Pekerja Rumah Tangga Asal Indonesia di Hong Kong Ditelantarkan karena Positif Covid-19
Beberapa pekerja migran asing dipaksa untuk tidur nyenyak atau ditolak perawatannya setelah dites positif.
Penulis: Larasati Dyah Utami
Editor: Dewi Agustina
Laporan Wartawan Tribunnews, Larasati Dyah Utami
TRIBUNNEWS.COM, HONG KONG - Keadaan Hong Kong yang tengah dilanda gelombang virus corona membuat banyak pekerja migran asing dipecat hingga ditelantarkan oleh majikannya, termasuk kebanyakan mereka adalah pekerja migran Indonesia (PMI).
Hong Kong dalam pergolakan wabah virus corona terburuk yang pernah ada, mendaftarkan ribuan kasus yang dikonfirmasi setiap hari ketika rumah sakit mencapai titik puncaknya.
Laporan sebuah badan amal yang mengurusi pekerja migran, yang diberitakan CNA pada Jumat mengatakan, beberapa pekerja migran asing dipaksa untuk tidur nyenyak atau ditolak perawatannya setelah dites positif.
Warga Hong Kong tinggal di salah satu kota terpadat di dunia dan bergantung pada sekitar 370.000 pekerja rumah tangga (PRT) asing.
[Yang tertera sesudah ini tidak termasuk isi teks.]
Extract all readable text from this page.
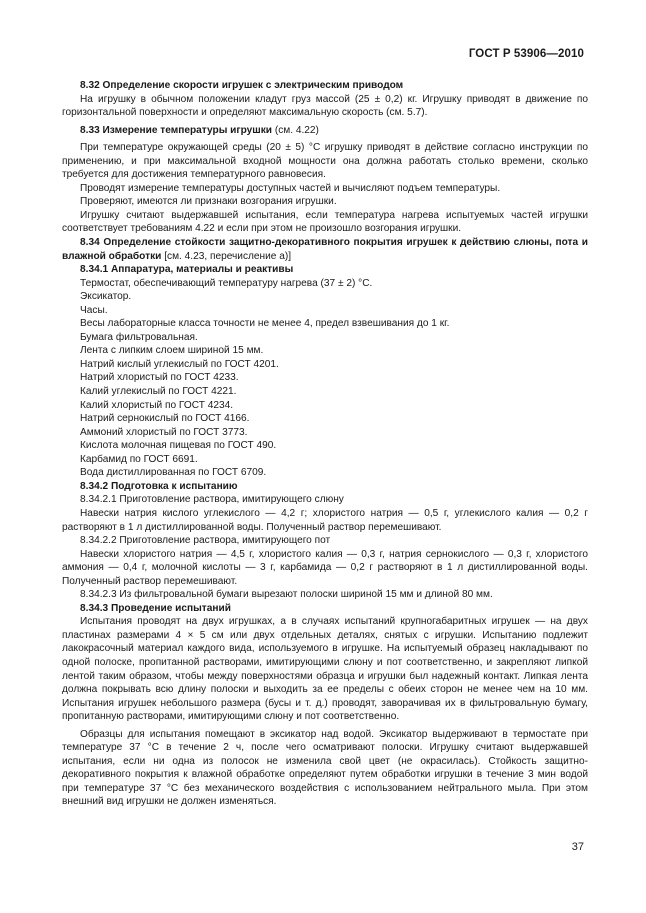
ГОСТ Р 53906—2010

8.32 Определение скорости игрушек с электрическим приводом

На игрушку в обычном положении кладут груз массой (25 ± 0,2) кг. Игрушку приводят в движение по горизонтальной поверхности и определяют максимальную скорость (см. 5.7).

8.33 Измерение температуры игрушки (см. 4.22)

При температуре окружающей среды (20 ± 5) °С игрушку приводят в действие согласно инструкции по применению, и при максимальной входной мощности она должна работать столько времени, сколько требуется для достижения температурного равновесия.

Проводят измерение температуры доступных частей и вычисляют подъем температуры.

Проверяют, имеются ли признаки возгорания игрушки.

Игрушку считают выдержавшей испытания, если температура нагрева испытуемых частей игрушки соответствует требованиям 4.22 и если при этом не произошло возгорания игрушки.

8.34 Определение стойкости защитно-декоративного покрытия игрушек к действию слюны, пота и влажной обработки [см. 4.23, перечисление а)]

8.34.1 Аппаратура, материалы и реактивы

Термостат, обеспечивающий температуру нагрева (37 ± 2) °С.

Эксикатор.

Часы.

Весы лабораторные класса точности не менее 4, предел взвешивания до 1 кг.

Бумага фильтровальная.

Лента с липким слоем шириной 15 мм.

Натрий кислый углекислый по ГОСТ 4201.

Натрий хлористый по ГОСТ 4233.

Калий углекислый по ГОСТ 4221.

Калий хлористый по ГОСТ 4234.

Натрий сернокислый по ГОСТ 4166.

Аммоний хлористый по ГОСТ 3773.

Кислота молочная пищевая по ГОСТ 490.

Карбамид по ГОСТ 6691.

Вода дистиллированная по ГОСТ 6709.

8.34.2 Подготовка к испытанию

8.34.2.1 Приготовление раствора, имитирующего слюну

Навески натрия кислого углекислого — 4,2 г; хлористого натрия — 0,5 г, углекислого калия — 0,2 г растворяют в 1 л дистиллированной воды. Полученный раствор перемешивают.

8.34.2.2 Приготовление раствора, имитирующего пот

Навески хлористого натрия — 4,5 г, хлористого калия — 0,3 г, натрия сернокислого — 0,3 г, хлористого аммония — 0,4 г, молочной кислоты — 3 г, карбамида — 0,2 г растворяют в 1 л дистиллированной воды. Полученный раствор перемешивают.

8.34.2.3 Из фильтровальной бумаги вырезают полоски шириной 15 мм и длиной 80 мм.

8.34.3 Проведение испытаний

Испытания проводят на двух игрушках, а в случаях испытаний крупногабаритных игрушек — на двух пластинах размерами 4 × 5 см или двух отдельных деталях, снятых с игрушки. Испытанию подлежит лакокрасочный материал каждого вида, используемого в игрушке. На испытуемый образец накладывают по одной полоске, пропитанной растворами, имитирующими слюну и пот соответственно, и закрепляют липкой лентой таким образом, чтобы между поверхностями образца и игрушки был надежный контакт. Липкая лента должна покрывать всю длину полоски и выходить за ее пределы с обеих сторон не менее чем на 10 мм. Испытания игрушек небольшого размера (бусы и т. д.) проводят, заворачивая их в фильтровальную бумагу, пропитанную растворами, имитирующими слюну и пот соответственно.

Образцы для испытания помещают в эксикатор над водой. Эксикатор выдерживают в термостате при температуре 37 °С в течение 2 ч, после чего осматривают полоски. Игрушку считают выдержавшей испытания, если ни одна из полосок не изменила свой цвет (не окрасилась). Стойкость защитно-декоративного покрытия к влажной обработке определяют путем обработки игрушки в течение 3 мин водой при температуре 37 °С без механического воздействия с использованием нейтрального мыла. При этом внешний вид игрушки не должен изменяться.

37
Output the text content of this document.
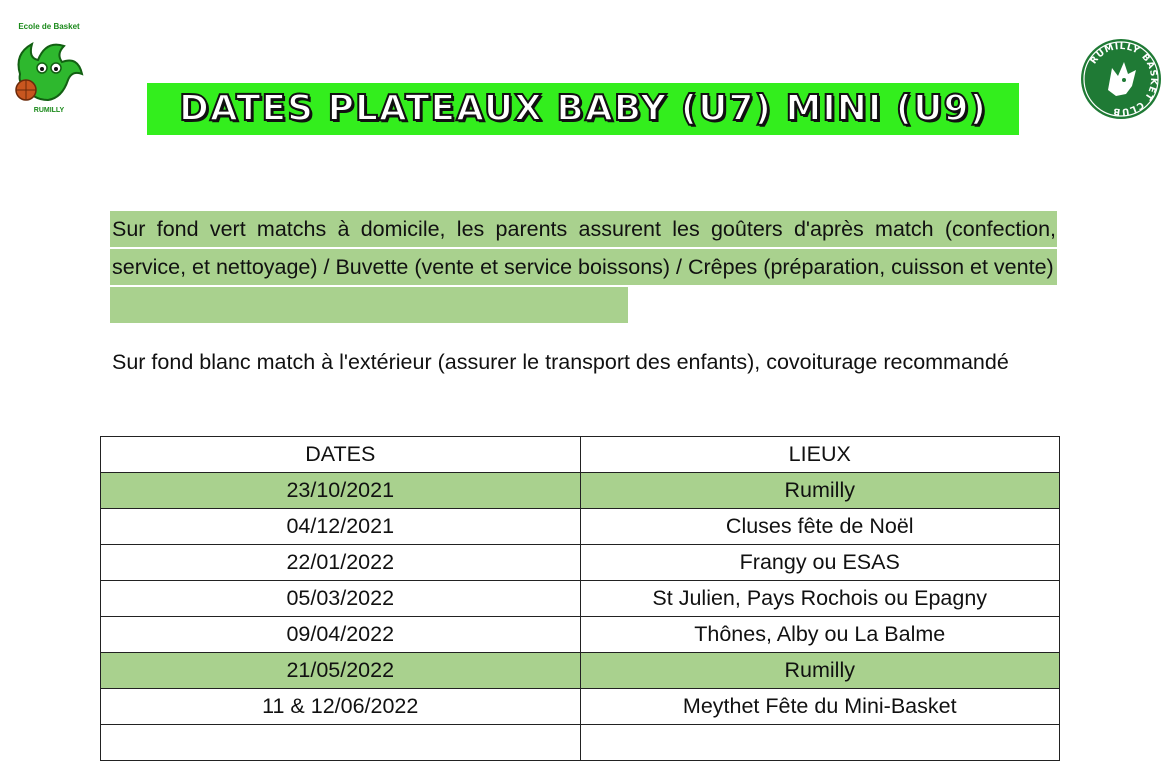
Ecole de Basket
RUMILLY
RUMILLY BASKET CLUB
DATES PLATEAUX BABY (U7) MINI (U9)
Sur fond vert matchs à domicile, les parents assurent les goûters d'après match (confection, service, et nettoyage) / Buvette (vente et service boissons) / Crêpes (préparation, cuisson et vente)
Sur fond blanc match à l'extérieur (assurer le transport des enfants), covoiturage recommandé
DATES	LIEUX
23/10/2021	Rumilly
04/12/2021	Cluses fête de Noël
22/01/2022	Frangy ou ESAS
05/03/2022	St Julien, Pays Rochois ou Epagny
09/04/2022	Thônes, Alby ou La Balme
21/05/2022	Rumilly
11 & 12/06/2022	Meythet Fête du Mini-Basket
Sebagian besar wanita dari Filipina dan Indonesia yang memasak, membersihkan, dan menjaga keluarga mereka.
Pekerja rumah tangga asing harus tinggal bersama majikannya.
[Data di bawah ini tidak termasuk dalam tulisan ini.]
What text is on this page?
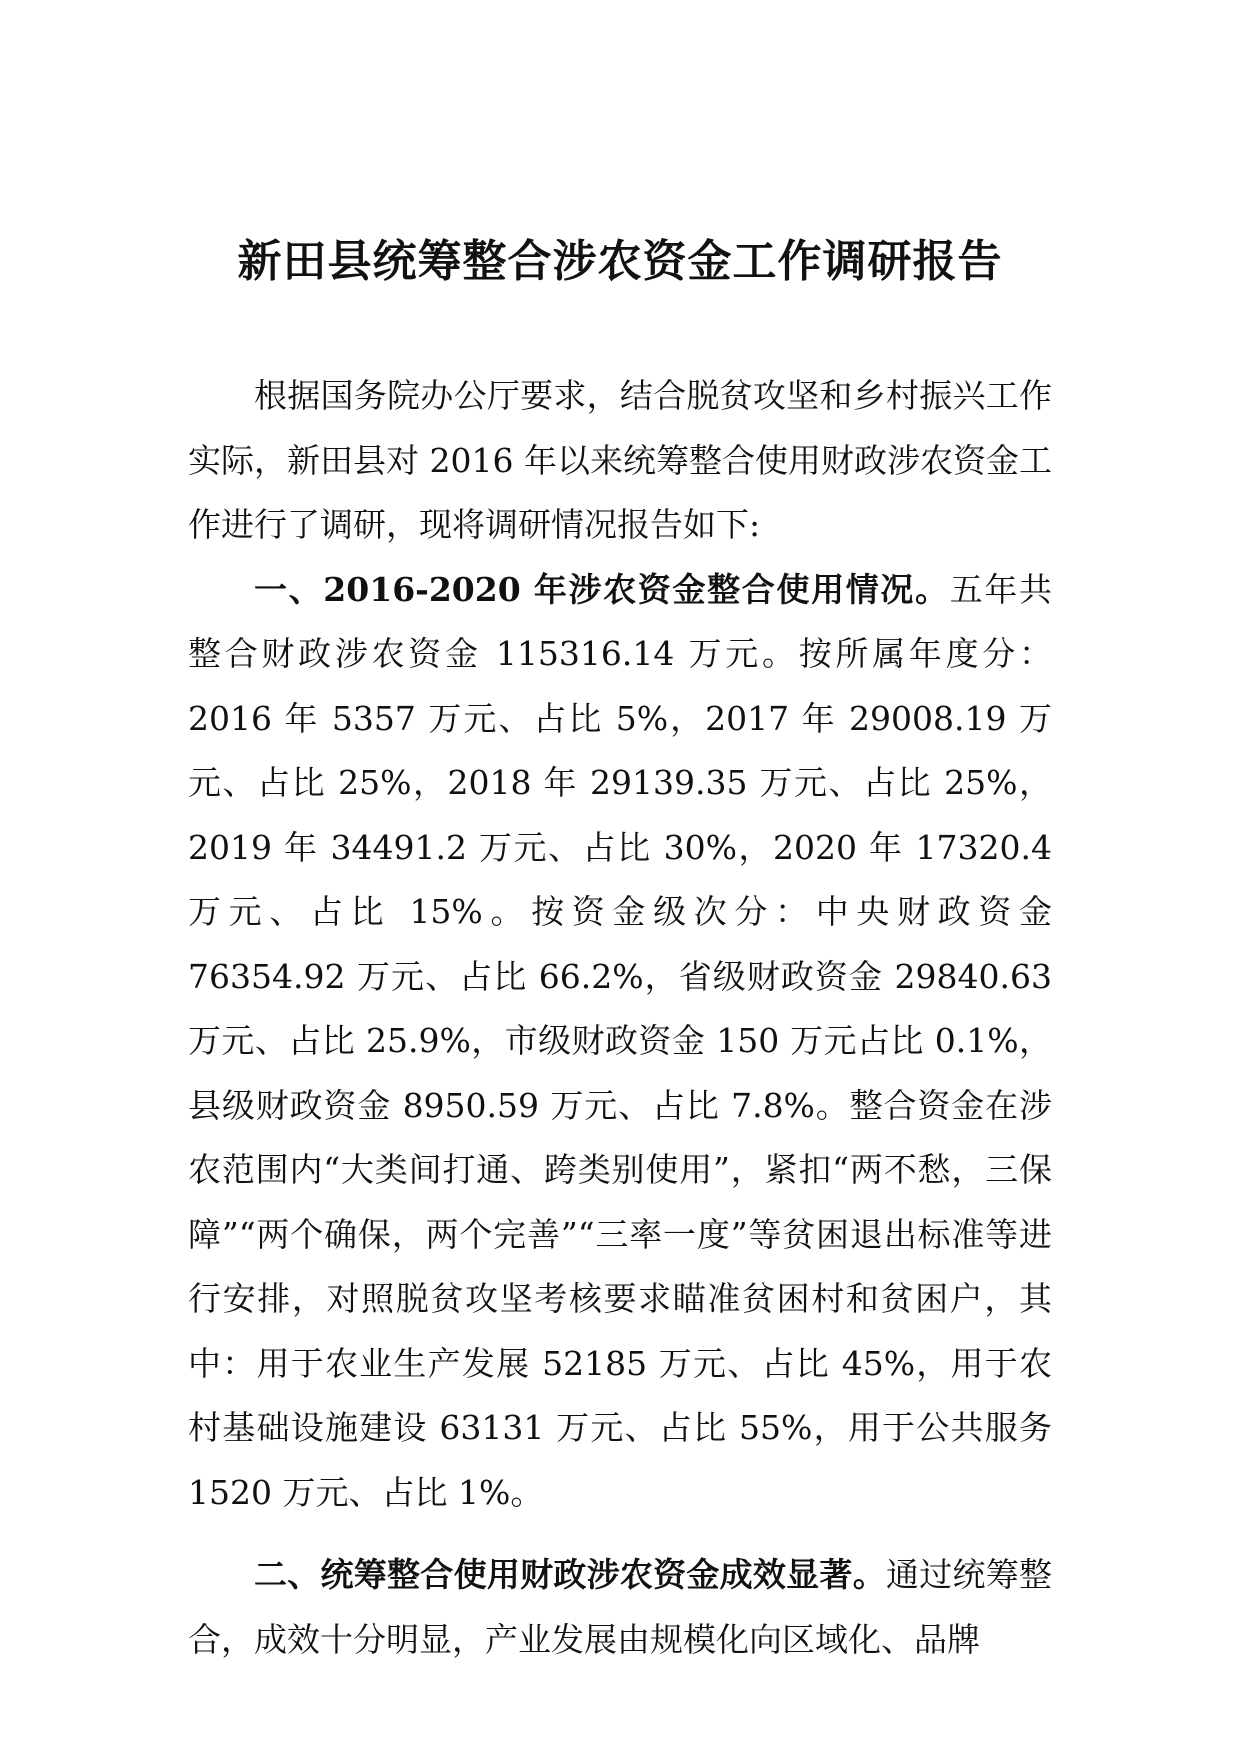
新田县统筹整合涉农资金工作调研报告

根据国务院办公厅要求，结合脱贫攻坚和乡村振兴工作实际，新田县对 2016 年以来统筹整合使用财政涉农资金工作进行了调研，现将调研情况报告如下:

一、2016-2020 年涉农资金整合使用情况。五年共整合财政涉农资金 115316.14 万元。按所属年度分：2016 年 5357 万元、占比 5%，2017 年 29008.19 万元、占比 25%，2018 年 29139.35 万元、占比 25%，2019 年 34491.2 万元、占比 30%，2020 年 17320.4 万元、占比 15%。按资金级次分：中央财政资金 76354.92 万元、占比 66.2%，省级财政资金 29840.63 万元、占比 25.9%，市级财政资金 150 万元占比 0.1%，县级财政资金 8950.59 万元、占比 7.8%。整合资金在涉农范围内“大类间打通、跨类别使用”，紧扣“两不愁，三保障”“两个确保，两个完善”“三率一度”等贫困退出标准等进行安排，对照脱贫攻坚考核要求瞄准贫困村和贫困户，其中：用于农业生产发展 52185 万元、占比 45%，用于农村基础设施建设 63131 万元、占比 55%，用于公共服务 1520 万元、占比 1%。

二、统筹整合使用财政涉农资金成效显著。通过统筹整合，成效十分明显，产业发展由规模化向区域化、品牌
Mereka tidak bisa bertukar pekerjaan dengan mudah dan hanya berhak atas satu hari libur dalam seminggu.
Baca juga: PMI Jadi Korban Kerja Paksa Selama 9 Tahun, Sang Majikan di Malaysia Diputus Bebas
Pada hari Jumat, sebuah koalisi kelompok yang mewakili pekerja migran mengatakan kondisi pandemi yang sudah suram telah jatuh lebih jauh dalam wabah saat ini.
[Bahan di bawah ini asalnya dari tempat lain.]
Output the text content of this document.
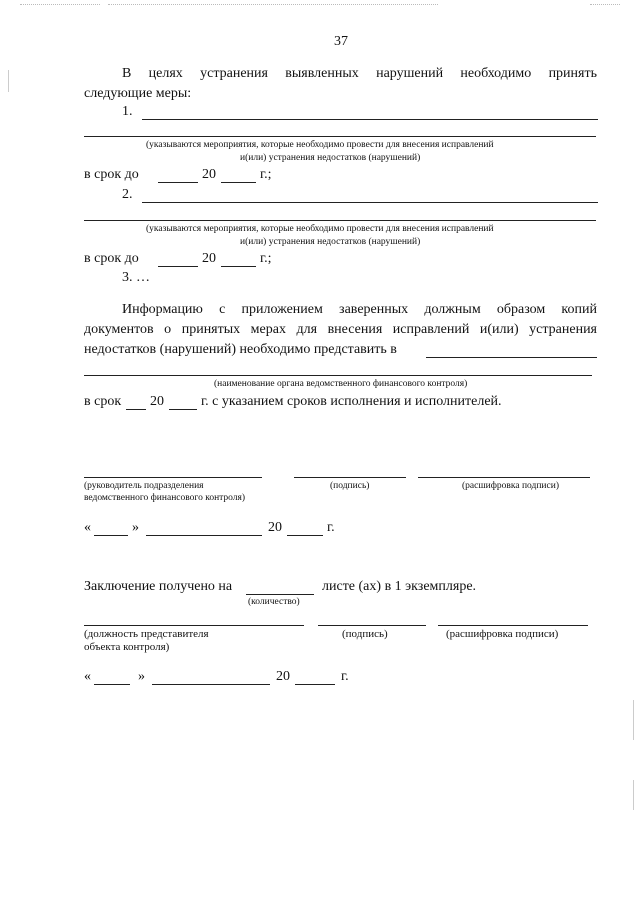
37
В целях устранения выявленных нарушений необходимо принять
следующие меры:
1.
(указываются мероприятия, которые необходимо провести для внесения исправлений
и(или) устранения недостатков (нарушений)
в срок до	20	г.;
2.
(указываются мероприятия, которые необходимо провести для внесения исправлений
и(или) устранения недостатков (нарушений)
в срок до	20	г.;
3. …
Информацию с приложением заверенных должным образом копий
документов о принятых мерах для внесения исправлений и(или) устранения
недостатков (нарушений) необходимо представить в
(наименование органа ведомственного финансового контроля)
в срок 20	г. с указанием сроков исполнения и исполнителей.
(руководитель подразделения
ведомственного финансового контроля)
(подпись)	(расшифровка подписи)
«	»	20	г.
Заключение получено на	листе (ах) в 1 экземпляре.
(количество)
(должность представителя
объекта контроля)
(подпись)	(расшифровка подписи)
«	»	20	г.
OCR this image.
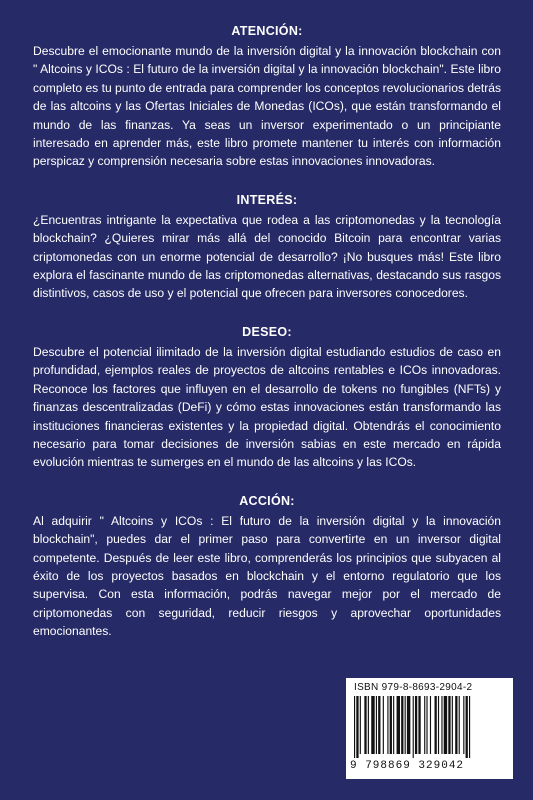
ATENCIÓN:

Descubre el emocionante mundo de la inversión digital y la innovación blockchain con " Altcoins y ICOs : El futuro de la inversión digital y la innovación blockchain". Este libro completo es tu punto de entrada para comprender los conceptos revolucionarios detrás de las altcoins y las Ofertas Iniciales de Monedas (ICOs), que están transformando el mundo de las finanzas. Ya seas un inversor experimentado o un principiante interesado en aprender más, este libro promete mantener tu interés con información perspicaz y comprensión necesaria sobre estas innovaciones innovadoras.

INTERÉS:

¿Encuentras intrigante la expectativa que rodea a las criptomonedas y la tecnología blockchain? ¿Quieres mirar más allá del conocido Bitcoin para encontrar varias criptomonedas con un enorme potencial de desarrollo? ¡No busques más! Este libro explora el fascinante mundo de las criptomonedas alternativas, destacando sus rasgos distintivos, casos de uso y el potencial que ofrecen para inversores conocedores.

DESEO:

Descubre el potencial ilimitado de la inversión digital estudiando estudios de caso en profundidad, ejemplos reales de proyectos de altcoins rentables e ICOs innovadoras. Reconoce los factores que influyen en el desarrollo de tokens no fungibles (NFTs) y finanzas descentralizadas (DeFi) y cómo estas innovaciones están transformando las instituciones financieras existentes y la propiedad digital. Obtendrás el conocimiento necesario para tomar decisiones de inversión sabias en este mercado en rápida evolución mientras te sumerges en el mundo de las altcoins y las ICOs.

ACCIÓN:

Al adquirir " Altcoins y ICOs : El futuro de la inversión digital y la innovación blockchain", puedes dar el primer paso para convertirte en un inversor digital competente. Después de leer este libro, comprenderás los principios que subyacen al éxito de los proyectos basados en blockchain y el entorno regulatorio que los supervisa. Con esta información, podrás navegar mejor por el mercado de criptomonedas con seguridad, reducir riesgos y aprovechar oportunidades emocionantes.

ISBN 979-8-8693-2904-2
9 798869 329042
Beberapa pekerja telah dipecat oleh majikan setelah dinyatakan positif, memaksa mereka untuk tidur di luar ruangan.
Yang lain mendapati diri mereka ditolak perawatan di rumah sakit karena mereka kehilangan pekerjaan.
Eni Lestari, seorang pekerja rumah tangga dan aktivis Indonesia, mengatakan rekan-rekannya berada di "garis depan" membantu keluarga selama pandemi.
"Sekarang kami diabaikan, kami ditolak layanannya, kami ditelantarkan," katanya kepada wartawan.
"Kami sangat khawatir dan kami sangat marah," tambahnya.
Aktivis mengatakan banyak majikan Hong Kong yang menolak untuk membiarkan pekerja rumah tangga pergi dari apartemen yang sempit, bahkan pada hari libur mereka.
Sementara beberapa telah dipecat karena mengambil hari istirahat mereka.
"Bagi kami, tinggal di rumah berarti kami harus bekerja," kata Dolores Balladares Pallaez dari Badan Koordinasi Migran Asia, seraya menambahkan bahwa para pekerja membutuhkan "belas kasih dan bantuan" baik dari pemerintah maupun masyarakat luas.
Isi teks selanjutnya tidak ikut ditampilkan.